Uma Eventual Crise

27/06/2017

Acabo de ouvir o audiobook "A Skeptic Guide to American History" (Guia cético sobre a História Americana) no qual o autor faz uma releitura e reinterpretação de importantes eventos na história norte americana. Curiosamente, Malcolm Gladwell, o famoso colunista da revista "The New Yorker" e autor de inúmeros "best-sellers", lançou há dois anos, um já aclamado "podcast" chamado "Revisionist History" onde faz o mesmo, porém, aborda assuntos mais recentes e mais diversos. Neste sentido, quando olhamos para a crise americana de 2008, fato ocorrido há quase dez anos, temos uma tendência a considerá-la como algo que era inevitável, fruto da ganância de banqueiros e parte natural dos ciclos econômicos. Entretanto, um olhar crítico, seguindo a prática de Gladwell, nos diz que a magnitude da crise de 2008 poderia ter sido bem diferente do ocorrido, caso alguns eventos tivessem tido um outro desfecho. Por exemplo, caso Dick Fuld, então CEO da Lehman Brothers, tivesse aceitado a oferta inicial de compra feita pelo banco de desenvolvimento da Coréia do Sul, teria a crise ocorrido da forma que ocorreu? Poderia citar aqui inúmeros eventos como este, mas o meu objetivo neste momento é traçar um paralelo com um evento ocorrido neste fim de semana na Europa. O Banco Central Europeu acabou de salvar dois bancos italianos ao injetar US$19bn nas instituições, permitindo assim que tais instituições honrassem seus compromissos com seus credores. Houve uma época, e isso não faz muito tempo, que os mercados ficavam agitados diante da possibilidade de quebra de instituições financeiras; em particular, bancos europeus. Entre 2012 e 2015, os mercados sofreram diante de problemas com bancos da Bélgica, da Espanha, da Irlanda, e até do Chipre. Lá atrás, em 2008, em um dos pontos cruciais da crise, uma briga entre o Secretário do Tesouro americano, Timothy Geithner, e a presidente do fundo garantidor de crédito (FDIC), Sheila Bair, sobre se o governo americano deveria ou não honrar os créditos junto a credores da instituição Washington Mutual, contribuiu em grande parte para o que hoje conhecemos como a Crise do Supbrime de 2008. Os créditos do Washington Mutual foram honrados, porém, os dias de batalha marcaram os piores dias da crise. Hoje, um "bail out" (operação de salvamento) como este na Itália nem sequer ocupa as manchetes dos jornais.

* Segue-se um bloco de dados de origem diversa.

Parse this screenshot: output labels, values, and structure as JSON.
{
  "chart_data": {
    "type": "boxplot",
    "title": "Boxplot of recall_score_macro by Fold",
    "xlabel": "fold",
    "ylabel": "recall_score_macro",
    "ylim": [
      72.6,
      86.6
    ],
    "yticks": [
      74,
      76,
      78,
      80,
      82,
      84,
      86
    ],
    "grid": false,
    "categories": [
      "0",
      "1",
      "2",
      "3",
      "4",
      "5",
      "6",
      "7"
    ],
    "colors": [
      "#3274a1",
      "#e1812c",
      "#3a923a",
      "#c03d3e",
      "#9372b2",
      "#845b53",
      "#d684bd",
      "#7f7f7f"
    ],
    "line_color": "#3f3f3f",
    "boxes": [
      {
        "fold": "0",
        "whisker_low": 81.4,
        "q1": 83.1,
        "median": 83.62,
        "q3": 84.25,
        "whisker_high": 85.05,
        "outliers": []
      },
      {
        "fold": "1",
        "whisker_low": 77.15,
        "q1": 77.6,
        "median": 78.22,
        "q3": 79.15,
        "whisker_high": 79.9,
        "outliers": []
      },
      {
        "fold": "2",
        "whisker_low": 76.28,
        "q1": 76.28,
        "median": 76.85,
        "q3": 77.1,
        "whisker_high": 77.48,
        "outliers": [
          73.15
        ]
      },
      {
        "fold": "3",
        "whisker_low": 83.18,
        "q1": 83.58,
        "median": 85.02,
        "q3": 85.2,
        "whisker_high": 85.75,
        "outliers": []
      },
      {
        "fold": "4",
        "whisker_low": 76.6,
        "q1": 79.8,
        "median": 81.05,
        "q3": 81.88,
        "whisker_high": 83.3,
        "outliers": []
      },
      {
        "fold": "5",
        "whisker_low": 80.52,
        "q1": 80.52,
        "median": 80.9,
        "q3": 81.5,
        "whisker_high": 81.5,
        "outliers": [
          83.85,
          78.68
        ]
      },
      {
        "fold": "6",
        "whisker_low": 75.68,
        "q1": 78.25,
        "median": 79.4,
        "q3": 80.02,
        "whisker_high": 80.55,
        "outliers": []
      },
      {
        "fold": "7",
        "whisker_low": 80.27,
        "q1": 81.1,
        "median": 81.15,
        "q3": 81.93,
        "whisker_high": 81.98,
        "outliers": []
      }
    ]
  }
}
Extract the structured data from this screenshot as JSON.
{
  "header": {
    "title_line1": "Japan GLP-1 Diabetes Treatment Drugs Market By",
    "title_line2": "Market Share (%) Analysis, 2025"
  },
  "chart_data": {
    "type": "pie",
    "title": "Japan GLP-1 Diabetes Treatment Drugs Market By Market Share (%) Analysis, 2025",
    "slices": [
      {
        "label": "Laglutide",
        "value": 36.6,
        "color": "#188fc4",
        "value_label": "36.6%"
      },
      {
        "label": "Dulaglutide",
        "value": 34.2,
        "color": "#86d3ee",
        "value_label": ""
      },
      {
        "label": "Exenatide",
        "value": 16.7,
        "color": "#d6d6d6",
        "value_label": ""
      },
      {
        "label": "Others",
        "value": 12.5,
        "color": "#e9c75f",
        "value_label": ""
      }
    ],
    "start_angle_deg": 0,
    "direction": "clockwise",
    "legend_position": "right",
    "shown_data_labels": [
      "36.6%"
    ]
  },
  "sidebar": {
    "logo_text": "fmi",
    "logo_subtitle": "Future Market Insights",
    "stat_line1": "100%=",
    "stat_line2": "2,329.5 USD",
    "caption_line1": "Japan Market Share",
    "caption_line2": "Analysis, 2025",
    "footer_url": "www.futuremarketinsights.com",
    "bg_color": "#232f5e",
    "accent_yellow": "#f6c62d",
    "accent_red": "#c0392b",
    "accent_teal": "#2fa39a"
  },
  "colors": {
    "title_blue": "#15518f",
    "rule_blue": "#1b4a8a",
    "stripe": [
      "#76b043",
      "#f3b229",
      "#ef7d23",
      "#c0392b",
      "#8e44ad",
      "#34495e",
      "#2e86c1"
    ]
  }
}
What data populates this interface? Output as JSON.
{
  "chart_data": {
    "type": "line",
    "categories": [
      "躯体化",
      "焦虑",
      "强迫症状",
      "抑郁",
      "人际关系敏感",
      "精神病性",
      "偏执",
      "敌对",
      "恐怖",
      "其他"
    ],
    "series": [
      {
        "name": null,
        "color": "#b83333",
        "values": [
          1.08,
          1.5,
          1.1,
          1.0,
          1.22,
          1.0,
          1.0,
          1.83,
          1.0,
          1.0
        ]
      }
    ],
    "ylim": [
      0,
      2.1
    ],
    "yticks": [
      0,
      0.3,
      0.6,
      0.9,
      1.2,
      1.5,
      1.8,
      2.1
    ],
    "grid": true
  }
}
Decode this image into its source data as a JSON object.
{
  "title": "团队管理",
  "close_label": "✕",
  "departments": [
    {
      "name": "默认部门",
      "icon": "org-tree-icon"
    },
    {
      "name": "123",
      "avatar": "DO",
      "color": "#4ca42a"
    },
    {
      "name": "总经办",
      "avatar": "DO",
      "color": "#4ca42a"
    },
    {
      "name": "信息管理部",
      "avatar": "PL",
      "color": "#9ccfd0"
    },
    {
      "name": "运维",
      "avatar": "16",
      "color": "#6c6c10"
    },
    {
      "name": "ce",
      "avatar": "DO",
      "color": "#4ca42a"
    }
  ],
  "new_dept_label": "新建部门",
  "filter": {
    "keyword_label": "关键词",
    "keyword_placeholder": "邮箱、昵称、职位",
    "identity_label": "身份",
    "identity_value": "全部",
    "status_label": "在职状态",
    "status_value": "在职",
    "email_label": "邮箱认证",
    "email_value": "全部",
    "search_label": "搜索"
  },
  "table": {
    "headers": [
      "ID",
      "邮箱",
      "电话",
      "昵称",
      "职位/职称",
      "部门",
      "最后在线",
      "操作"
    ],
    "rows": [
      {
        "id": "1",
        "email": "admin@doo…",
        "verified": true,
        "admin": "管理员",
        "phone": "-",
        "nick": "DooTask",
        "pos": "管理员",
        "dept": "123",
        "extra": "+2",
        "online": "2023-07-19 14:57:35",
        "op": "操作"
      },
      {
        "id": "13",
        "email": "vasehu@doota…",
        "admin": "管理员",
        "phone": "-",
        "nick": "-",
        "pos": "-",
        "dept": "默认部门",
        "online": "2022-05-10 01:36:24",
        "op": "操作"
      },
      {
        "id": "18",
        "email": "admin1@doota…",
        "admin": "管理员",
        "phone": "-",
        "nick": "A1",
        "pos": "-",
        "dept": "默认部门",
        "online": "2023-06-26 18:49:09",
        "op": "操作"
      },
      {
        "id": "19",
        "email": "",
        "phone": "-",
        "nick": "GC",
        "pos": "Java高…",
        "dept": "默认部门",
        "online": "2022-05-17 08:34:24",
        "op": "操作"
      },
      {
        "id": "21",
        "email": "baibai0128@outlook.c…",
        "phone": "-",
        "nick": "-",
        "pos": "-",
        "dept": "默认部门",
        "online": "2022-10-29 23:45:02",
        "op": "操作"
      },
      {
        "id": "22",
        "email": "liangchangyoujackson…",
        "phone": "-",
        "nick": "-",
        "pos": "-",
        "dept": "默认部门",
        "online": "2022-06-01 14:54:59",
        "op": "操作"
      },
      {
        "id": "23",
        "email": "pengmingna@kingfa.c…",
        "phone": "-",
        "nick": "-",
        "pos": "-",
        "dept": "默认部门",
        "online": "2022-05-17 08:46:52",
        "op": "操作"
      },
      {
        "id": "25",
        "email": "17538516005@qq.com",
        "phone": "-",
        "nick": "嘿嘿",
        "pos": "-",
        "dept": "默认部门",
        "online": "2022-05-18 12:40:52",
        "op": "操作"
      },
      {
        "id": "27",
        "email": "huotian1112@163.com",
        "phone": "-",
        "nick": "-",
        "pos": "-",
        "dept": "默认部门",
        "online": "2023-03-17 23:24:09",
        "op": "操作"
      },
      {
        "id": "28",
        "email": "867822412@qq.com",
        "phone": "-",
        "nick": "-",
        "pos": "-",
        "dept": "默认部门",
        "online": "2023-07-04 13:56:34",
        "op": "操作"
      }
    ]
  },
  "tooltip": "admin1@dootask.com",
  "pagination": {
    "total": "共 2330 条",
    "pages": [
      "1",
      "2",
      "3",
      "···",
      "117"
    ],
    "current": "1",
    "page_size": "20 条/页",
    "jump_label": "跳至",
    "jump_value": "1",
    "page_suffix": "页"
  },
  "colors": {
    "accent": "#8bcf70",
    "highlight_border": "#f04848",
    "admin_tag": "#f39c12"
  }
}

A verdade é que há enormes pressões deflacionárias que permitem com que bancos centrais "imprimam" moeda sem maiores consequências. Apostar que uma crise esteja iminente pelo simples fato de que no passado, a cada dez anos, sempre tenha ocorrido pelo menos uma crise global, pode desmerecer completamente a tese de que vivemos um momento de grande transformação. Céticos não hesitarão em citar Rogoff e Reinhart e seu livro "This Time is Different" (Desta vez é diferente) para apontar que os tolos sempre argumentam que há algo peculiar que justifica a mais recente euforia nos mercados. Eu, longe de achar que estamos imunes a crises, acho que o sítio primário da próxima crise não estará no mercado de ações, e sim em um problema cambial global. Mas se todos os governos das grandes nações estão extremamente endividados, para onde devemos correr? O Fed pode até estar sinalizando uma "normalização" em sua carteira de títulos, mas, a partir do momento em que o mercado acionário mostrar sinais de desaquecimento, não hesitarão em injetar novamente estímulos. Os mercados de hoje estão viciados, sem tolerância alguma para uma eventual crise de abstinência.